Steinmetz gone wild

Consider the vector field $\vec{F} = (x,y,z)$ . By Ostrogradsky' theorem, $\Phi = \iiint_{W} \vec{\nabla}\cdot\vec{F}\,dV= \iiint_{W} 3\,dV= 3V$ . But we also have $\Phi = \sum_{\text{all sides}} \iint \vec{F}\cdot\vec{n}\,dS = \sum_{\text{all sides}}\iint (x,y,z)\cdot(x,y,0)\,dS = \sum_{\text{all sides}}\iint 1\,dS=A$ . Hence $A=3V$ . So $\boxed{3}$ is the answer.

Note that the answer is independent of the number of cylinders $n \geq 2$ . As long as at least one of the cylinders is distinct, $\frac{A}{V} = 3$ .

Great thanks to prof.

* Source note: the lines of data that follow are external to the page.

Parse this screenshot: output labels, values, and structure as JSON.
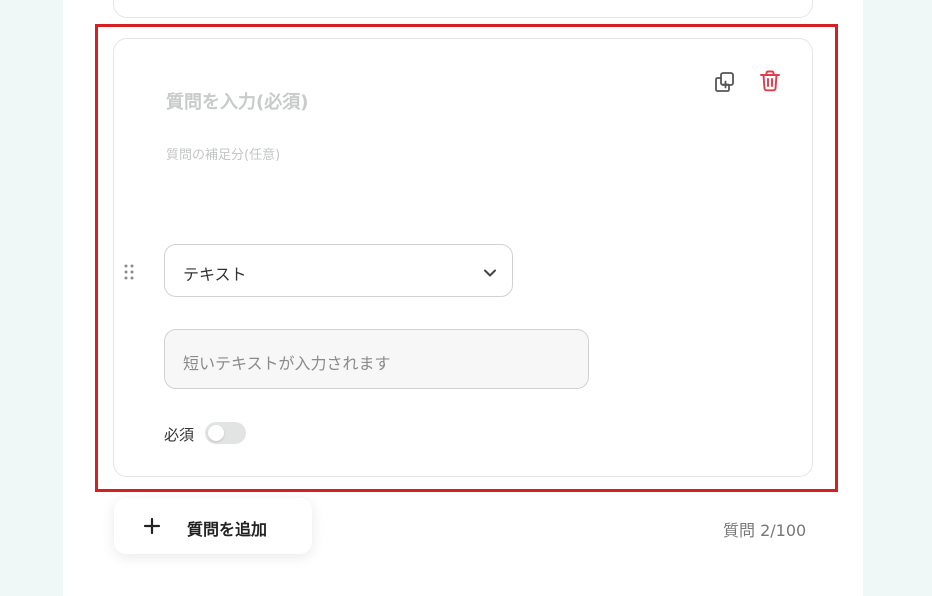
{
  "question": {
    "title_placeholder": "質問を入力(必須)",
    "description_placeholder": "質問の補足分(任意)",
    "type_selected": "テキスト",
    "answer_preview": "短いテキストが入力されます",
    "required_label": "必須",
    "required": false
  },
  "toolbar": {
    "duplicate_icon": "duplicate-icon",
    "delete_icon": "trash-icon"
  },
  "footer": {
    "add_question_label": "質問を追加",
    "counter": "質問 2/100"
  },
  "colors": {
    "background": "#eff8f7",
    "highlight": "#d61f1f",
    "delete": "#e23b4a"
  }
}
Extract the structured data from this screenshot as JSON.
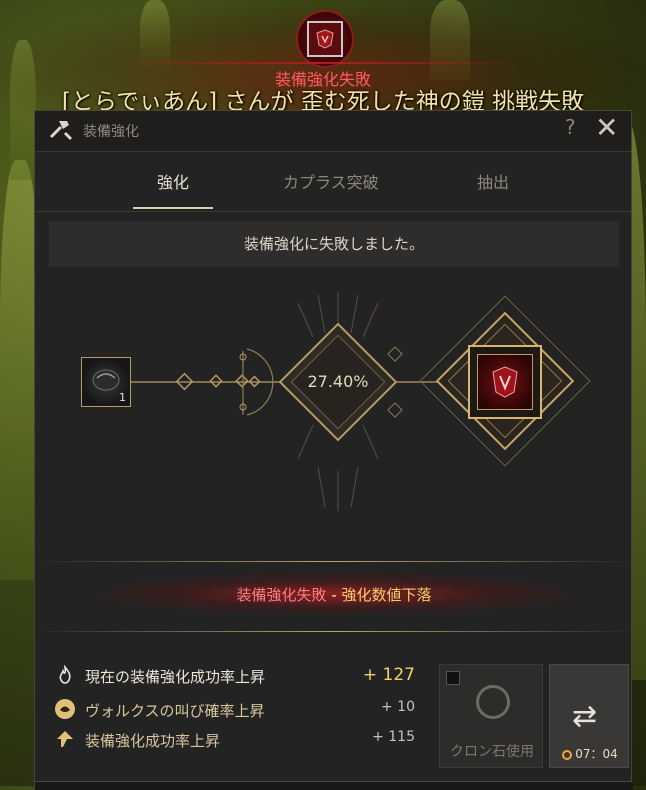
{
  "banner": {
    "title": "装備強化失敗",
    "message": "[とらでぃあん] さんが 歪む死した神の鎧 挑戦失敗"
  },
  "window": {
    "title": "装備強化",
    "help": "?",
    "close": "✕"
  },
  "tabs": [
    {
      "label": "強化",
      "active": true
    },
    {
      "label": "カプラス突破",
      "active": false
    },
    {
      "label": "抽出",
      "active": false
    }
  ],
  "notice": "装備強化に失敗しました。",
  "enhance": {
    "stone_count": "1",
    "chance": "27.40%"
  },
  "result": {
    "part_a": "装備強化失敗",
    "separator": " - ",
    "part_b": "強化数値下落"
  },
  "stats": [
    {
      "label": "現在の装備強化成功率上昇",
      "value": "+ 127",
      "icon": "flame-icon"
    },
    {
      "label": "ヴォルクスの叫び確率上昇",
      "value": "+ 10",
      "icon": "volks-icon"
    },
    {
      "label": "装備強化成功率上昇",
      "value": "+ 115",
      "icon": "arrow-up-icon"
    }
  ],
  "cron": {
    "label": "クロン石使用"
  },
  "swap": {
    "icon": "⇄",
    "timer": "07：04"
  },
  "colors": {
    "accent_gold": "#d8b66f",
    "fail_red": "#ff7a82",
    "value_gold": "#f5cf6a"
  }
}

Otto Bretscher for the inspiration and a challenging semester of Vector Calculus!

Here is an intuitive, non-rigorous way to solve it: Consider a surface element $dS$ on the boundary of $W$ , which is a surface element on the boundary of one of the intersecting cylinders of radius 1. The pyramid over $dS$ with its apex at the origin will have a volume of $dV = \frac{1}{3} dS$ . Thus $V=\frac{A}{3}$ and $\frac{A}{V}=\boxed{3}$ .

I will provide a rigorous explanation later, unless somebody else beats me to the punch.